Wednesday, August 11, 2010

Russian heatwave, Pakistani floods and the price of bread

Here in the UK we may feel that we are unaffected by the Russian heatwave and the Pakistani floods. The reality however is that we will be very much affected. We have got used to relatively cheap food supplies from all over the planet. Western countries have been at the top of the global market food chain and we have got rather used to it. But times are changing and the events in Russia and Pakistan illustrate that and will add to the difficulties we are facing.

Russia is a major exporter of grain. In the post communist world they have become the bread basket of the West (though it is fair to say that the former USSR did sometimes export grain to the West). The extreme weather conditions there will significantly reduce the crop and lead to shortages.

Then drop into the equation both the rise in the world's population and the increase in prosperity of the populous nations of India and China. The outcome is the end of cheap grain supplies for the West. Indeed, the increase in prosperity of India and China even without a population increase would be likely on its own to force up the price of grain on the international markets. As prosperity has risen, people's demands for more expensive, Western diets needing more resources to produce have risen as well. Meat consumption in particular has gone up sharply. Yet meat production is a very inefficient way to produce nutrition and takes up vast amounts of land to grow the grain used as animal feed and to contain the livestock. India until recently was a grain exporting country. Now she is a net importer.

The disaster in Pakistan has wiped out crops putting even more pressure on the world's food supply. The infrastructure that supports agriculture there may be seriously damaged for years to come.

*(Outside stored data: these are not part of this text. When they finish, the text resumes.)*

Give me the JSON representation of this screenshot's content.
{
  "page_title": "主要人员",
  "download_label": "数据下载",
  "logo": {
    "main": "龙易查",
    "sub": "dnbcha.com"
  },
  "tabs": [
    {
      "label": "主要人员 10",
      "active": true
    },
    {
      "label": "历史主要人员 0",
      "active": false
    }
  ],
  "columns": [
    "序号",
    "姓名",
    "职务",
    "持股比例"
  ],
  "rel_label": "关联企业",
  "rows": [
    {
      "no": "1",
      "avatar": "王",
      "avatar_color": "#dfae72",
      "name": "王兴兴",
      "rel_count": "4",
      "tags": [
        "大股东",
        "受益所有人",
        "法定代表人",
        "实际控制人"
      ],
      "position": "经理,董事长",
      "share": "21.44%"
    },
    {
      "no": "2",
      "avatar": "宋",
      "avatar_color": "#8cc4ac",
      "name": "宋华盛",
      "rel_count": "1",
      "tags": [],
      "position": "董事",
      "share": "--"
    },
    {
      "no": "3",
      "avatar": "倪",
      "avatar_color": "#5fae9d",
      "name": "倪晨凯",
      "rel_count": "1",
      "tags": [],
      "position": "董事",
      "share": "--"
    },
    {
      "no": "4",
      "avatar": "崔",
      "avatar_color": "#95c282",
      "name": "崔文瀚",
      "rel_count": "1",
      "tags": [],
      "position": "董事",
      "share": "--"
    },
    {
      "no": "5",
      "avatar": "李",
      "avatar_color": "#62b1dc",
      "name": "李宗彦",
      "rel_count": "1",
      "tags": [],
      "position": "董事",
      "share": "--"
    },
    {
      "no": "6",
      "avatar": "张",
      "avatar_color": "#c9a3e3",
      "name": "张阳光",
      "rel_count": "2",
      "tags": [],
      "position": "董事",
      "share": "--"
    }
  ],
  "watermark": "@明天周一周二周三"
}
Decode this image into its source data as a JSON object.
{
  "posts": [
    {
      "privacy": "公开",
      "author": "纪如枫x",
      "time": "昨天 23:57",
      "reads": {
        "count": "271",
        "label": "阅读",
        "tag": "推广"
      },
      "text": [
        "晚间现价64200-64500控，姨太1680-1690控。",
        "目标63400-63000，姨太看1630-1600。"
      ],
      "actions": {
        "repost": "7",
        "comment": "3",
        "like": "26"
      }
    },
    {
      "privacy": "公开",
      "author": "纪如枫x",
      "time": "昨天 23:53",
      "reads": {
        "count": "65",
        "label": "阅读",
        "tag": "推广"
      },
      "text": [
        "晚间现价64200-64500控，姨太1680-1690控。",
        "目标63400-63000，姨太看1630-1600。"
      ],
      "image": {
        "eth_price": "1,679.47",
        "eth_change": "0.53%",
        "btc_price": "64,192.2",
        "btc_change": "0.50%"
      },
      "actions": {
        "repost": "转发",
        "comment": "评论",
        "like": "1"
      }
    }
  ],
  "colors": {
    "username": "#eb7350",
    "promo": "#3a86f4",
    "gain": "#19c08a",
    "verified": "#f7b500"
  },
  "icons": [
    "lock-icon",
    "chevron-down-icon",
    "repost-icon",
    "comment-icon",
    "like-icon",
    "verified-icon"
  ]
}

Interestingly, bakery firms in the UK are already warning of price rises to come. These will be in addition to the price rises that came along in 2008, caused by increased demand and crop failures. The point is, global environmental and trading problems have a direct impact on household budgets. Britain needs to look seriously at how food is produced and used. As a nation we need to reduce our consumption of meat. I am not suggesting we all become vegetarians but our diet needs to be mainly vegetarian. And we need to look seriously at increasing our domestic supplies of food.

So there we have it, food for thought.